Fondée par Abdel Ilah Al-Dandachi, un Syrien naturalisé français en 1983 sous le nom d’Olivier Corel, dit « l’émir blanc », la filière Artigat, du nom d’un petit village de l’Ariège, est connue pour avoir endoctriné, radicalisé de nombreux musulmans ou convertis. Parmi eux, le terroriste Mohamed Merah, auteur des tueries de Toulouse et Montauban en 2012, et les frères Jean-Michel et Fabien Clain, partis respectivement en 2014 et 2015 avec leurs familles dans les zones contrôlées par le groupe État islamique. Ils ont produit les messages francophones incitant au djihad, et revendiqué les attentats du 13-Novembre. Ils ont été tués en 2019 par une frappe de la coalition internationale.

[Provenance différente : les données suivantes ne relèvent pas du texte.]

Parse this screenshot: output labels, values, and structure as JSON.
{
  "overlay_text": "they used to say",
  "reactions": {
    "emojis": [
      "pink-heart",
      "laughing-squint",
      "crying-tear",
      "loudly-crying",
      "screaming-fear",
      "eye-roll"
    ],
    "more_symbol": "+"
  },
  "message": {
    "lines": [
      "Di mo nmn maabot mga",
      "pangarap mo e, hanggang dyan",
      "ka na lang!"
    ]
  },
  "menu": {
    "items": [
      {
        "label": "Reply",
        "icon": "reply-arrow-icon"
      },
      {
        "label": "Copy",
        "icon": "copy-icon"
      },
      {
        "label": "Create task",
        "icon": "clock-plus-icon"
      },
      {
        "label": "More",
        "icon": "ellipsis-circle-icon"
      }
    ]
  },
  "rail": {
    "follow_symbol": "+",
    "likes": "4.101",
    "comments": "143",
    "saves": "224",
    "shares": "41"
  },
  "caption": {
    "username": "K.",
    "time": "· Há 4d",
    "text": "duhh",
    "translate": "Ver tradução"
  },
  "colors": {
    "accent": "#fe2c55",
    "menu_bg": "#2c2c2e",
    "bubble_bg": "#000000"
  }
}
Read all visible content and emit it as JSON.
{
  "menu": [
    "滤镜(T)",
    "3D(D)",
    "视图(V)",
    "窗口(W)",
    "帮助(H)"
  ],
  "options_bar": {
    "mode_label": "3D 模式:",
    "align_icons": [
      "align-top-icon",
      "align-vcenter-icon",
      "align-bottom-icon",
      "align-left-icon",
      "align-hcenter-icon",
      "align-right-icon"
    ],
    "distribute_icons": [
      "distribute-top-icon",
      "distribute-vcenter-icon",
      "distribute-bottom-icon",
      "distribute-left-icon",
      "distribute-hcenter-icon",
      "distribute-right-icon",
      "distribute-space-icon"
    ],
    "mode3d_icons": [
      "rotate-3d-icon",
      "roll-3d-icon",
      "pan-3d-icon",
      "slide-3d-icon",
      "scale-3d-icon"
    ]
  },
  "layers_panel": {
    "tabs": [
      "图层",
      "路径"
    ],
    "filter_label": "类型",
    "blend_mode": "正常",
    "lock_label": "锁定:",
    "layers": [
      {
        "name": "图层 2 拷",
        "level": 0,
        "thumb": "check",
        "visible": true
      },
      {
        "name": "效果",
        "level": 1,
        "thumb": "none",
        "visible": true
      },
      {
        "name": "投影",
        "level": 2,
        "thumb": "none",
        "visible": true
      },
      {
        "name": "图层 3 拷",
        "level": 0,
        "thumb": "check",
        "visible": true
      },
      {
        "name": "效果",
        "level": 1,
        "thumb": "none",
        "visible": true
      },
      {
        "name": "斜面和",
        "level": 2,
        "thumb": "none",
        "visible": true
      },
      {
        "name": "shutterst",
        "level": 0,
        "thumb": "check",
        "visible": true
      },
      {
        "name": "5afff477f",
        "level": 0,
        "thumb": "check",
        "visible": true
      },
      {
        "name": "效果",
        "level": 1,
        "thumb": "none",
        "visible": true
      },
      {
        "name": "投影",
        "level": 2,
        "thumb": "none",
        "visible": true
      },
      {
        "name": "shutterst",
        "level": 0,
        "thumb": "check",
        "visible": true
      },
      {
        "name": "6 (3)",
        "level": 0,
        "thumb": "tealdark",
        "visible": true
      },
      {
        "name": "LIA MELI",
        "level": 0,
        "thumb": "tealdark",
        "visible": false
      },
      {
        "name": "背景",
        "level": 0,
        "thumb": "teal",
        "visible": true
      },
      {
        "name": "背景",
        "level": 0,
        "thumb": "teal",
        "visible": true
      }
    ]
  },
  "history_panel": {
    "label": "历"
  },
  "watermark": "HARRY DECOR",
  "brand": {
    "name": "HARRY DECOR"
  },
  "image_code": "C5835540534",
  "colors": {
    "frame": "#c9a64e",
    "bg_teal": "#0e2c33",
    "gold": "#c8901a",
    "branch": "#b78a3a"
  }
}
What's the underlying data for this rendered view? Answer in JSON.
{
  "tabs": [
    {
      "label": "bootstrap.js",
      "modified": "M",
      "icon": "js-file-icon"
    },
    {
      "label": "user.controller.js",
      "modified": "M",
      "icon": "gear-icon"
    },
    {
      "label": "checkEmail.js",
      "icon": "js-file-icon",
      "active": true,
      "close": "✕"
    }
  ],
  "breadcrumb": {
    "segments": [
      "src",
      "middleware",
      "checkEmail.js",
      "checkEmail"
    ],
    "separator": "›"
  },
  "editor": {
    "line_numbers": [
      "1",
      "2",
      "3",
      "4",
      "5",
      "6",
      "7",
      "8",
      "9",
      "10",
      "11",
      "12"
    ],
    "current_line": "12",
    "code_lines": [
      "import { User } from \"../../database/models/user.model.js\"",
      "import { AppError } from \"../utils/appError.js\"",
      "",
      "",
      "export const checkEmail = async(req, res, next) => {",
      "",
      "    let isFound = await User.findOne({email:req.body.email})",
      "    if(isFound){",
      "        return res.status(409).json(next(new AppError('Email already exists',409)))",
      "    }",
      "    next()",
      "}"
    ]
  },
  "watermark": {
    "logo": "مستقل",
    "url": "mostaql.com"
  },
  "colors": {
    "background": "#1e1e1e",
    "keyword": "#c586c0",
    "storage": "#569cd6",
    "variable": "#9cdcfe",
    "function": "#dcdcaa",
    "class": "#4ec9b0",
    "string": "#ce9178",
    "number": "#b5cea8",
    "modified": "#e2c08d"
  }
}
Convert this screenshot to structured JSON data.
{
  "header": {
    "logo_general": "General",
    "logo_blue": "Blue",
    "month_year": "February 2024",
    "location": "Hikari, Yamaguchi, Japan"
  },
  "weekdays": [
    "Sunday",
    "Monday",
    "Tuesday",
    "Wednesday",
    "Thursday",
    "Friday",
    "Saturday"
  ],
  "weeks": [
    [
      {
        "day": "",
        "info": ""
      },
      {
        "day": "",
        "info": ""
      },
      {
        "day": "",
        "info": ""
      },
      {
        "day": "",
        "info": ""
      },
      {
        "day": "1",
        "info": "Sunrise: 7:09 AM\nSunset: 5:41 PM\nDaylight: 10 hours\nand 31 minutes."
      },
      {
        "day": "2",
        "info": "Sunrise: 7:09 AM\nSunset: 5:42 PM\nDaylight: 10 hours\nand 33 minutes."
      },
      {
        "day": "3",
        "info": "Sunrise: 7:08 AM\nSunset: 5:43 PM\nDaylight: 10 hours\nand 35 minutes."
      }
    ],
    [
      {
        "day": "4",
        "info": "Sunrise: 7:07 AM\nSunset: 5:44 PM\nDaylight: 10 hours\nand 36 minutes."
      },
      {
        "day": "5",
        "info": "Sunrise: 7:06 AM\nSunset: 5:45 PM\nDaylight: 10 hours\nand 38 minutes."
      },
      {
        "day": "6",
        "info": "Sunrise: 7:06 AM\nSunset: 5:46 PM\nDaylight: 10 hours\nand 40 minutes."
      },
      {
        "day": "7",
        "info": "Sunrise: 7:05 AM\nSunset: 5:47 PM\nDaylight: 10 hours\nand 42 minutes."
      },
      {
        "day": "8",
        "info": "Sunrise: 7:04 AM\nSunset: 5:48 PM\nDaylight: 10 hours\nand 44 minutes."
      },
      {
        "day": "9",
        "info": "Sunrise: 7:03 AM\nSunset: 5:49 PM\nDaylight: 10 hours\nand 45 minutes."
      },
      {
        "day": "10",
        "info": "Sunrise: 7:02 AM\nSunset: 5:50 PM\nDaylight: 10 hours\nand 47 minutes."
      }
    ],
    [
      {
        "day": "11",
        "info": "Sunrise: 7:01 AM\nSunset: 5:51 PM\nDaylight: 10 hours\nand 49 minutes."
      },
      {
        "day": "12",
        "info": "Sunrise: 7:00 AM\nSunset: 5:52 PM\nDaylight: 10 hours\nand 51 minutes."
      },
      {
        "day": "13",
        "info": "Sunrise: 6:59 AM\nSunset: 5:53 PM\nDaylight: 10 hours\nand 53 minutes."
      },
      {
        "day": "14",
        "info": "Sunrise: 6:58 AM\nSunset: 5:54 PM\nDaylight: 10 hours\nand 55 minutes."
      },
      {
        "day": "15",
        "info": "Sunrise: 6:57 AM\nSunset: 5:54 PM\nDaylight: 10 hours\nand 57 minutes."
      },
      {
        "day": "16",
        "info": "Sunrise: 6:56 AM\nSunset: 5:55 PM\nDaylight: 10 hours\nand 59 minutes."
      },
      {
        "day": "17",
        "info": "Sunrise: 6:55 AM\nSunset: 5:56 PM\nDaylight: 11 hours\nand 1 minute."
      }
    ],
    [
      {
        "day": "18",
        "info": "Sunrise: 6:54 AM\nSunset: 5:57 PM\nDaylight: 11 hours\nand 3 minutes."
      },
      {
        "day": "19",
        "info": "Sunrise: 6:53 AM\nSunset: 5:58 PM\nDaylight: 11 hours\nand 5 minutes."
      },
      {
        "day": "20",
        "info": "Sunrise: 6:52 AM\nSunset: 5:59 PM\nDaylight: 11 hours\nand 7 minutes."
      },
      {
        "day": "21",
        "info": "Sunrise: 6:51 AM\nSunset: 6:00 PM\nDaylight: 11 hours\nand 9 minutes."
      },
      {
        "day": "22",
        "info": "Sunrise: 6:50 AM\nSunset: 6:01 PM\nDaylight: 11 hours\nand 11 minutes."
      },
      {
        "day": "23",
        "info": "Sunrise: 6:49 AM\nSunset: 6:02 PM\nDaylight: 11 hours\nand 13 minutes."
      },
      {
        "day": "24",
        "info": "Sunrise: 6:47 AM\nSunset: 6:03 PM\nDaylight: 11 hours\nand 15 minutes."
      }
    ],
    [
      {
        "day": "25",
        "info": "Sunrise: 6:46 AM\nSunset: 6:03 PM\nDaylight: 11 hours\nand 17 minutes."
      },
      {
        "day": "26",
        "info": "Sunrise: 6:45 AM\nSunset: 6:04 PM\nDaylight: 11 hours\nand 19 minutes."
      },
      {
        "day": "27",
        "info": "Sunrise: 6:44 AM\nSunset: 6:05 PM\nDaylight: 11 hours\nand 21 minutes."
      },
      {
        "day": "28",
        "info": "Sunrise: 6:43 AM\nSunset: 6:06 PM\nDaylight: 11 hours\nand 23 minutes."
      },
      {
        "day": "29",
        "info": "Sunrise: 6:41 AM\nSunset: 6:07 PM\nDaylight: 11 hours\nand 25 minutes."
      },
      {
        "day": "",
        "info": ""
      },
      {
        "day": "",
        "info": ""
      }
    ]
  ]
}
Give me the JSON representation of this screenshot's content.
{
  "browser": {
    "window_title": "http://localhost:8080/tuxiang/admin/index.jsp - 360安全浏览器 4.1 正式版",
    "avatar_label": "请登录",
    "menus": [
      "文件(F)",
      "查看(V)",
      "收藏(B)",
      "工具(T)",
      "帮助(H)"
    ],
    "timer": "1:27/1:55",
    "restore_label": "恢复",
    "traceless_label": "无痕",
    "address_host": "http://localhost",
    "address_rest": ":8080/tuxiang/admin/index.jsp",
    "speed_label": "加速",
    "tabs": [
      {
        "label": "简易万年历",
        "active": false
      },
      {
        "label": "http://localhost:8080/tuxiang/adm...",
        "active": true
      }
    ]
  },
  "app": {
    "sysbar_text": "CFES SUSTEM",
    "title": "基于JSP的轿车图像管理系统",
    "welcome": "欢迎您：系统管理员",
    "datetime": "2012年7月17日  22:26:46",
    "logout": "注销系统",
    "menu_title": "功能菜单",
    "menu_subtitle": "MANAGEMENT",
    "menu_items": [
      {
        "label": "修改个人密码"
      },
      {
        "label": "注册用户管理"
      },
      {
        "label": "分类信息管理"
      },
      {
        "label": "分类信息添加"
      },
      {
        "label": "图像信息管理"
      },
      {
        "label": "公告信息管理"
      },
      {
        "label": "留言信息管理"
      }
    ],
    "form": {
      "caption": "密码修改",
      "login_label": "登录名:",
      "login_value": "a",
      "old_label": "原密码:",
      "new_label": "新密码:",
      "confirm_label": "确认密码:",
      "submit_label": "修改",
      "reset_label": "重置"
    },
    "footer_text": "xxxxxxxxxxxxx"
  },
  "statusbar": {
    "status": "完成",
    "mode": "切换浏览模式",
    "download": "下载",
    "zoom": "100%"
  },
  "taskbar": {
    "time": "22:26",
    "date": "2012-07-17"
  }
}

De la sœur aînée Anne Diana (condamnée à neuf ans de prison fin 2019) à sa fille Jennifer, en passant par la matriarche Marie-Rosanne (morte d’une maladie en Syrie) et les épouses des frères Clain, dont Dorothée Maquère qui s’est confiée à M6 dans le camp où elle est détenue depuis quatre ans, la famille Clain, des catholiques convertis à l’islam radical, a adhéré à l’idéologie mortifère de Daech. Les Clain ont fréquenté Olivier Corel, qui n’a jamais été condamné, et les membres de la filière Artigat partis faire le djihad en Irak (jugés en 2009) et d’autres embrigadés par la suite en Syrie. Au nombre de ces derniers, figurent Stéphane Gonot (mort à Raqqa) et sa femme Christine Allain, jugée dès lundi, son fils Thomas Collange capturé par les FDS, marié à Mayalen Duhart (jugée aussi) et leur fils Kevin Gonot (condamné à mort), époux de Jennifer Clain, la troisième comparante.